Palindromes – Review

Worth seeing: for Todd Solondz's provcative and jet black brand of experimental and discomforting comedy
Director:Todd Solondz
Featuring:Emani Sledge, Hannah Freiman, Jennifer Jason Leigh, Rachel Corr, Sharon Wilkins, Shayna Levine, Valerie Shusterov, Will Denton, Ellen Barkin, Matthew Faber, Richard Masur
Length:99 minutes
Certificate:15
Country:US
Released:6th May 2005

WHAT’S IT ABOUT?

Twelve year old Aviva secretly harbours the desire to be a mother.
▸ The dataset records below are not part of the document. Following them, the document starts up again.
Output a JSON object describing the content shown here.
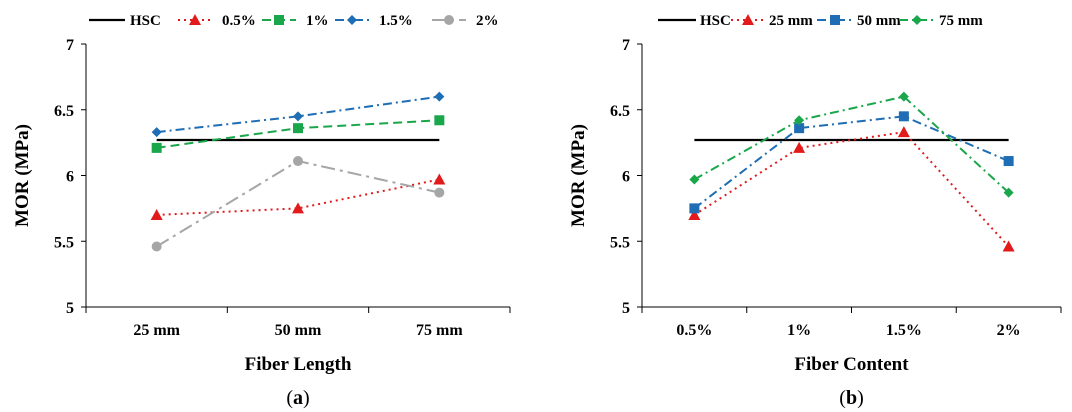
{
  "chart_data": [
    {
      "type": "line",
      "panel_label": "a",
      "xlabel": "Fiber Length",
      "ylabel": "MOR (MPa)",
      "ylim": [
        5,
        7
      ],
      "yticks": [
        "5",
        "5.5",
        "6",
        "6.5",
        "7"
      ],
      "categories": [
        "25 mm",
        "50 mm",
        "75 mm"
      ],
      "legend_position": "top",
      "series": [
        {
          "name": "HSC",
          "values": [
            6.27,
            6.27,
            6.27
          ],
          "color": "#000000",
          "dash": "solid",
          "marker": "none"
        },
        {
          "name": "0.5%",
          "values": [
            5.7,
            5.75,
            5.97
          ],
          "color": "#e31a1c",
          "dash": "dot",
          "marker": "triangle"
        },
        {
          "name": "1%",
          "values": [
            6.21,
            6.36,
            6.42
          ],
          "color": "#1aa64b",
          "dash": "dash",
          "marker": "square"
        },
        {
          "name": "1.5%",
          "values": [
            6.33,
            6.45,
            6.6
          ],
          "color": "#1f6db5",
          "dash": "dashdot",
          "marker": "diamond"
        },
        {
          "name": "2%",
          "values": [
            5.46,
            6.11,
            5.87
          ],
          "color": "#a6a6a6",
          "dash": "longdashdot",
          "marker": "circle"
        }
      ]
    },
    {
      "type": "line",
      "panel_label": "b",
      "xlabel": "Fiber Content",
      "ylabel": "MOR (MPa)",
      "ylim": [
        5,
        7
      ],
      "yticks": [
        "5",
        "5.5",
        "6",
        "6.5",
        "7"
      ],
      "categories": [
        "0.5%",
        "1%",
        "1.5%",
        "2%"
      ],
      "legend_position": "top",
      "series": [
        {
          "name": "HSC",
          "values": [
            6.27,
            6.27,
            6.27,
            6.27
          ],
          "color": "#000000",
          "dash": "solid",
          "marker": "none"
        },
        {
          "name": "25 mm",
          "values": [
            5.7,
            6.21,
            6.33,
            5.46
          ],
          "color": "#e31a1c",
          "dash": "dot",
          "marker": "triangle"
        },
        {
          "name": "50 mm",
          "values": [
            5.75,
            6.36,
            6.45,
            6.11
          ],
          "color": "#1f6db5",
          "dash": "dashdot",
          "marker": "square"
        },
        {
          "name": "75 mm",
          "values": [
            5.97,
            6.42,
            6.6,
            5.87
          ],
          "color": "#1aa64b",
          "dash": "dashdot",
          "marker": "diamond"
        }
      ]
    }
  ]
}
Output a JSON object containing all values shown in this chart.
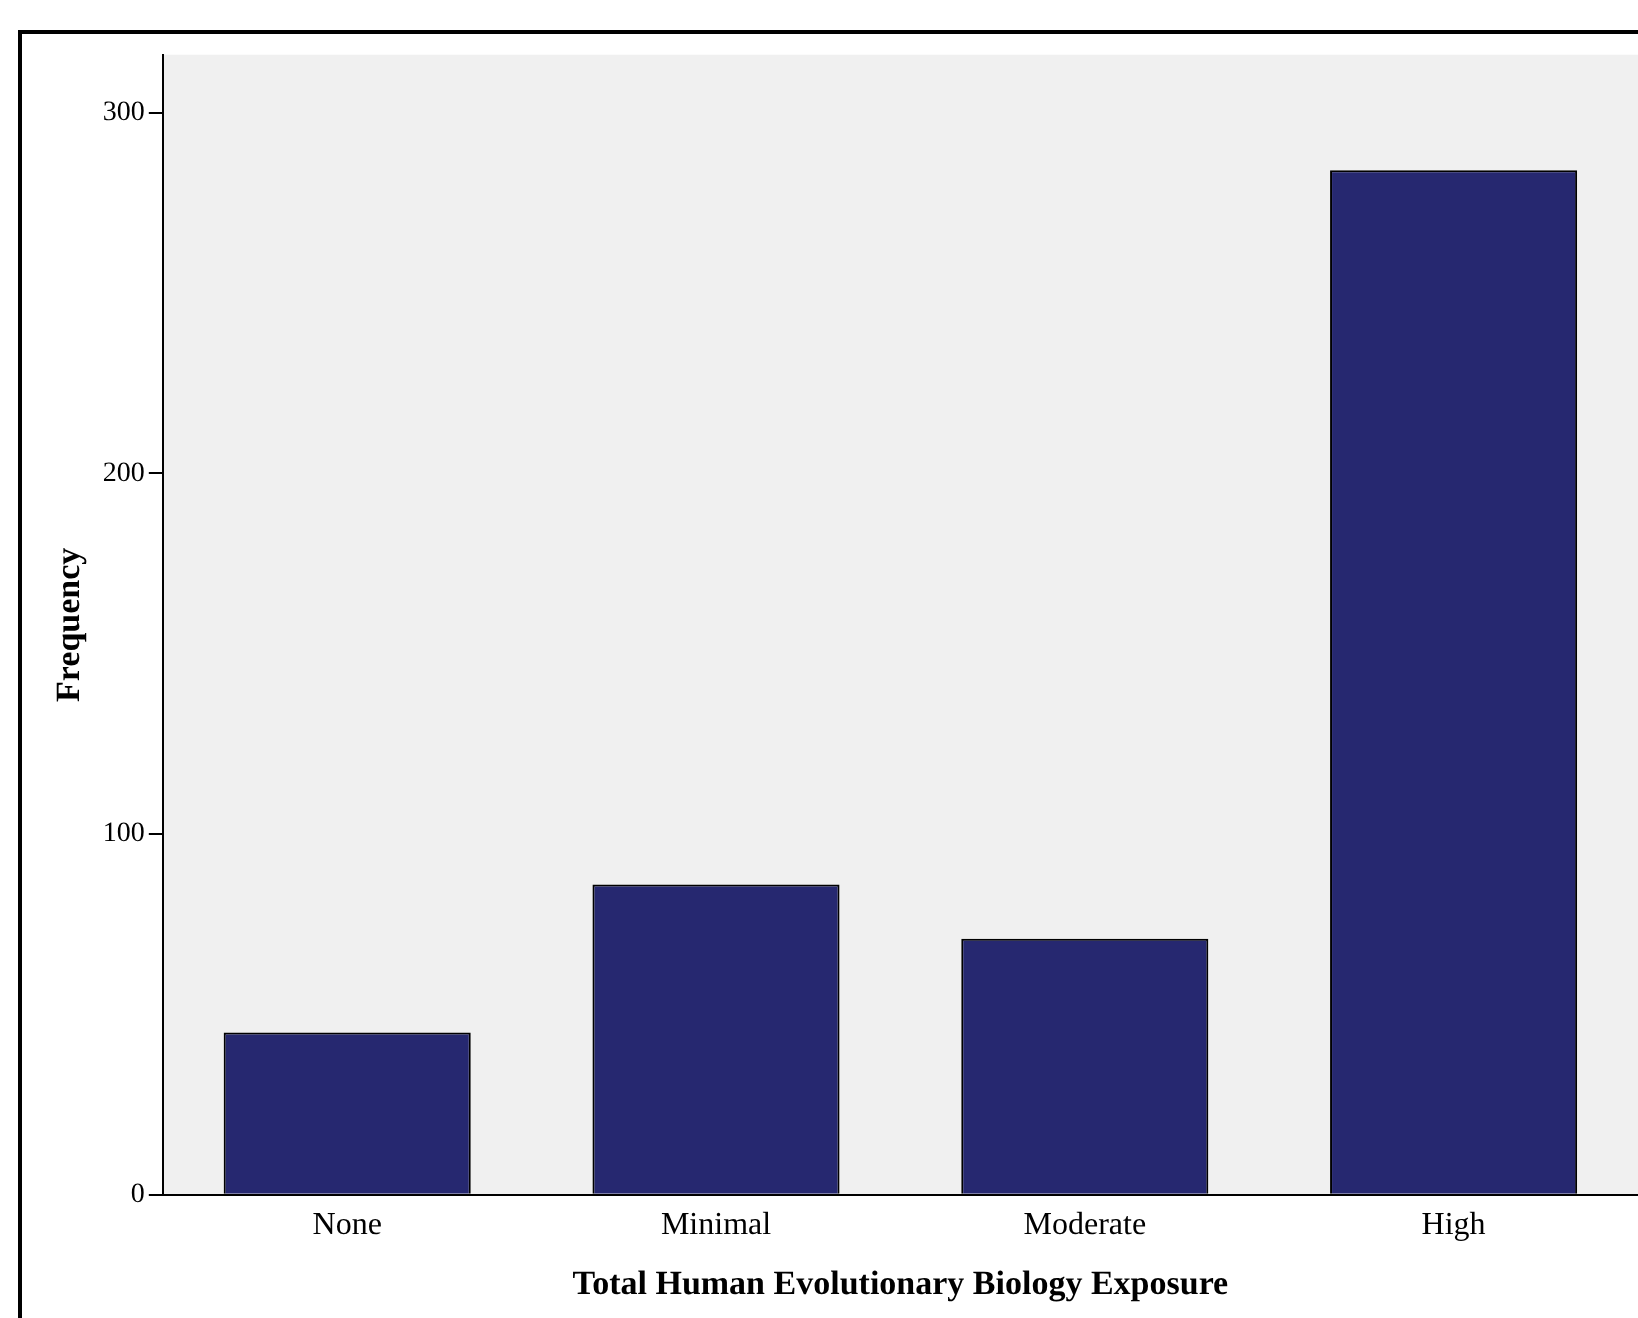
{
  "chart_data": {
    "type": "bar",
    "xlabel": "Total Human Evolutionary Biology Exposure",
    "ylabel": "Frequency",
    "categories": [
      "None",
      "Minimal",
      "Moderate",
      "High"
    ],
    "values": [
      45,
      86,
      71,
      284
    ],
    "color": "#262870",
    "ylim": [
      0,
      316
    ],
    "yticks": [
      0,
      100,
      200,
      300
    ],
    "grid": false,
    "legend": false
  }
}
On a visit to a family friend, she sneaks upstairs to “play” with the other couple’s son and gets herself pregnant.

Her mother (Ellen Barkin) finds out and forces her to have an abortion. The operation goes horribly wrong. The result is that she’ll never be able to have children, but no-one tells her.

Blissfully ignorant, she runs away from home, determined to sleep with as many men as she can, to increase her odds. She’s a girl with a mission and she’ll do whatever it takes to succeed.

WHAT’S IT LIKE?

Todd Solondz needs to be talked about. Why else would he make a film about a twelve year old girl who’s desperate to get pregnant? And why would he have the role played by no fewer than seven actors – including four girls, a boy, two adult women – one of them an overweight black woman, the other, Jennifer Jason Leigh.

Then there’s a “pro-life” attack on an abortion clinic, and of course, given the subject matter, consensual paedophilia is inevitable.

After Welcome to the Dollhouse, Happiness and Storytelling, Solondz continues to mine some of the most controversial subject matter imaginable – and unimaginable – but this time, it’s overlayed with the gimmick of having several people playing the same character. If there was any editorial or cinematic reason why he should do this, it would be welcome, but changing the actor really does nothing to improve – or indeed impede – our understanding of the film. It’s really just rather off-putting.

That said, the performances can’t be faulted and the film is laced with exactly the kind of wincingly discomforting humour that will appeal to fans of his previous films.

And maybe everyone should be excused the odd experimental imperfection.